Load the gait signal data segments.

load PNGaitSegments.mat

The patient does not walk at the same rate throughout the record. dtw provides a measure of the distance between segments by warping them to align them in time. Compare the two segments using dtw.

figure
dtw(sigsInitialLeft{1},sigsFinalLeft{1});
legend('Early segment','Later segment','location','southeast')

The two segments are aligned in time. Although the step rate of the patient appears to change over time, as can be seen in the offset of the original signals, dtw matches the two segments by allowing samples of either segment to repeat. The distance via dtw, along with the variance of the inter-stride times, will be explored as features for a gait signal classifier.

Construct a Feature Vector to Classify Signals

Suppose you are building a classifier to decide whether or not a patient is healthy based on a gait signals. Investigate the variance of inter-stride times, feature1, and the distance via dtw between initial and final signal segments, feature2, as classification features.

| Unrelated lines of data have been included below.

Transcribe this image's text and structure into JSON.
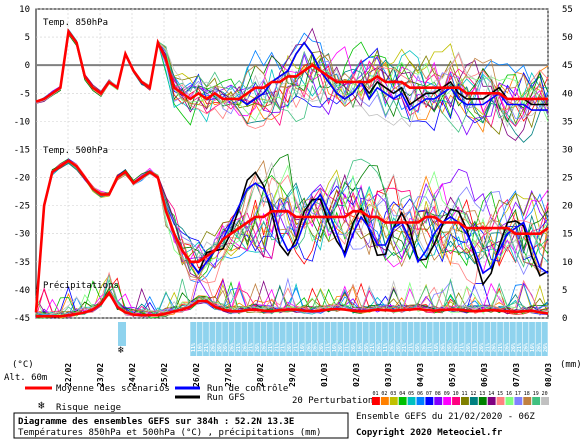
{
  "chart_data": {
    "type": "line",
    "title_line1": "Diagramme des ensembles GEFS sur 384h : 52.2N 13.3E",
    "title_line2": "Températures 850hPa et 500hPa (°C) , précipitations (mm)",
    "credit_run": "Ensemble GEFS du 21/02/2020 - 06Z",
    "copyright": "Copyright 2020 Meteociel.fr",
    "panel_labels": [
      "Temp. 850hPa",
      "Temp. 500hPa",
      "Précipitations"
    ],
    "left_unit": "(°C)",
    "altitude": "Alt. 60m",
    "right_unit": "(mm)",
    "y_left_ticks": [
      "10",
      "5",
      "0",
      "-5",
      "-10",
      "-15",
      "-20",
      "-25",
      "-30",
      "-35",
      "-40",
      "-45"
    ],
    "y_right_ticks": [
      "55",
      "50",
      "45",
      "40",
      "35",
      "30",
      "25",
      "20",
      "15",
      "10",
      "5",
      "0"
    ],
    "x_dates": [
      "22/02",
      "23/02",
      "24/02",
      "25/02",
      "26/02",
      "27/02",
      "28/02",
      "29/02",
      "01/03",
      "02/03",
      "03/03",
      "04/03",
      "05/03",
      "06/03",
      "07/03",
      "08/03"
    ],
    "legend": {
      "mean": "Moyenne des scénarios",
      "control": "Run de contrôle",
      "gfs": "Run GFS",
      "perturb": "20 Perturbations",
      "snow": "Risque neige"
    },
    "perturbation_ids": [
      "01",
      "02",
      "03",
      "04",
      "05",
      "06",
      "07",
      "08",
      "09",
      "10",
      "11",
      "12",
      "13",
      "14",
      "15",
      "16",
      "17",
      "18",
      "19",
      "20"
    ],
    "perturbation_colors": [
      "#ff0000",
      "#ff8000",
      "#c0c000",
      "#00c000",
      "#00c0c0",
      "#0080ff",
      "#0000ff",
      "#8000ff",
      "#ff00ff",
      "#ff0080",
      "#808000",
      "#008080",
      "#008000",
      "#800080",
      "#ff8080",
      "#80ff80",
      "#8080ff",
      "#c08040",
      "#40c080",
      "#c0c0c0"
    ],
    "snow_risk_pct": [
      "11%",
      "16%",
      "21%",
      "26%",
      "26%",
      "26%",
      "26%",
      "21%",
      "26%",
      "21%",
      "26%",
      "26%",
      "21%",
      "21%",
      "21%",
      "26%",
      "21%",
      "16%",
      "26%",
      "26%",
      "26%",
      "21%",
      "16%",
      "26%",
      "21%",
      "26%",
      "16%",
      "26%",
      "21%",
      "26%",
      "11%",
      "26%",
      "26%",
      "21%",
      "21%",
      "26%",
      "26%",
      "21%",
      "16%",
      "26%",
      "26%",
      "26%",
      "21%",
      "26%",
      "21%",
      "26%",
      "21%",
      "26%",
      "21%",
      "26%",
      "26%",
      "21%",
      "26%",
      "16%",
      "26%",
      "26%"
    ],
    "t850_mean": [
      -6.5,
      -6,
      -5,
      -4,
      6,
      4,
      -2,
      -4,
      -5,
      -3,
      -4,
      2,
      -1,
      -3,
      -4,
      4,
      1,
      -4,
      -5,
      -6,
      -5,
      -6,
      -5,
      -6,
      -6,
      -6,
      -5,
      -4,
      -4,
      -3,
      -3,
      -2,
      -2,
      -1,
      0,
      -1,
      -2,
      -3,
      -3,
      -3,
      -3,
      -3,
      -2,
      -3,
      -3,
      -3,
      -4,
      -4,
      -4,
      -4,
      -4,
      -4,
      -4,
      -5,
      -5,
      -5,
      -5,
      -5,
      -6,
      -6,
      -6,
      -6,
      -6,
      -6
    ],
    "t850_control": [
      -6.5,
      -6,
      -5,
      -4,
      6,
      4,
      -2,
      -4,
      -5,
      -3,
      -4,
      2,
      -1,
      -3,
      -4,
      4,
      1,
      -4,
      -5,
      -6,
      -5,
      -6,
      -5,
      -6,
      -6,
      -6,
      -7,
      -6,
      -5,
      -3,
      -2,
      -1,
      2,
      4,
      2,
      -1,
      -3,
      -5,
      -6,
      -5,
      -3,
      -5,
      -3,
      -4,
      -5,
      -4,
      -7,
      -6,
      -5,
      -5,
      -4,
      -3,
      -5,
      -6,
      -6,
      -6,
      -5,
      -4,
      -6,
      -6,
      -6,
      -7,
      -7,
      -7
    ],
    "t500_mean": [
      -44,
      -25,
      -19,
      -18,
      -17,
      -18,
      -20,
      -22,
      -23,
      -23,
      -20,
      -19,
      -21,
      -20,
      -19,
      -20,
      -26,
      -30,
      -33,
      -35,
      -35,
      -34,
      -33,
      -31,
      -30,
      -29,
      -28,
      -27,
      -27,
      -26,
      -26,
      -26,
      -27,
      -27,
      -27,
      -27,
      -27,
      -27,
      -27,
      -26,
      -26,
      -27,
      -27,
      -28,
      -28,
      -28,
      -28,
      -28,
      -27,
      -27,
      -28,
      -28,
      -28,
      -29,
      -29,
      -29,
      -29,
      -29,
      -29,
      -30,
      -30,
      -30,
      -30,
      -29
    ],
    "t500_control": [
      -44,
      -25,
      -19,
      -18,
      -17,
      -18,
      -20,
      -22,
      -23,
      -23,
      -20,
      -19,
      -21,
      -20,
      -19,
      -20,
      -26,
      -30,
      -33,
      -35,
      -37,
      -35,
      -33,
      -31,
      -28,
      -25,
      -22,
      -21,
      -22,
      -25,
      -30,
      -33,
      -32,
      -28,
      -25,
      -23,
      -26,
      -30,
      -34,
      -30,
      -27,
      -29,
      -32,
      -32,
      -29,
      -28,
      -31,
      -35,
      -33,
      -30,
      -28,
      -27,
      -28,
      -30,
      -33,
      -37,
      -36,
      -33,
      -30,
      -29,
      -28,
      -32,
      -36,
      -37
    ],
    "precip_mean": [
      0.3,
      0.3,
      0.3,
      0.3,
      0.5,
      0.7,
      1.0,
      1.5,
      2.5,
      4.5,
      2,
      1,
      0.6,
      0.5,
      0.5,
      0.5,
      0.8,
      1.2,
      1.5,
      2,
      3,
      3,
      2,
      1.5,
      1.2,
      1.2,
      1.4,
      1.5,
      1.3,
      1.2,
      1.4,
      1.5,
      1.5,
      1.3,
      1.2,
      1.3,
      1.5,
      1.6,
      1.5,
      1.3,
      1.2,
      1.3,
      1.5,
      1.4,
      1.3,
      1.4,
      1.5,
      1.6,
      1.4,
      1.3,
      1.4,
      1.5,
      1.5,
      1.3,
      1.2,
      1.3,
      1.4,
      1.3,
      1.2,
      1.1,
      1.2,
      1.3,
      1.0,
      0.8
    ]
  }
}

Feature 1 was previously computed using midcross.

feature1 = varIST;

Extract Feature 2 for the ALS patients and the control group.

feature2 = zeros(10,1);
for i = 1:length(sigsInitialLeft)
  feature2(i) = dtw(sigsInitialLeft{i},sigsFinalLeft{i});
end

Plot the features for ALS subjects and control subjects.

figure
plot(feature1(1:5),feature2(1:5),'r*',...
    feature1(6:10),feature2(6:10),'b+',...
    'MarkerSize',10,'LineWidth',1)
xlabel('Variance of Inter-Stride Times')
ylabel('Distance Between Segments')
legend('ALS','Control')

ALS patients seem to have a larger variance in their inter-stride times, but a smaller distance via dtw between segments. These features compliment each other and can be explored for use in a classifier such as a Neural Network or Support Vector Machine.

Conclusions

midcross and dtw provide a convenient way to compare gait signals and other physiological data which repeat irregularly over time due to different rates of motion or activity. In this example, step times were located using midcross and segment distances were computed using dtw. These were complimentary measures, as dtw removed any time variation that midcross distances would measure. As features, these two metrics showed separation between control and ALS patients for this dataset. midcross and dtw could likewise be used to examine other physiological signals whose shape varies as a function of activity.

References

[1] Goldberger, A. L., L. A. N. Amaral, L. Glass, J. M. Hausdorff, P. Ch. Ivanov, R. G. Mark, R. G. Mietus, G. B. Moody, C.-K. Peng, and H. E. Stanley. "PhysioBank, PhysioToolkit, and PhysioNet: Components of a New Research Resource for Complex Physiologic Signals." Circulation. Vol. 101, Number 23, 2000, pp. e215-e200.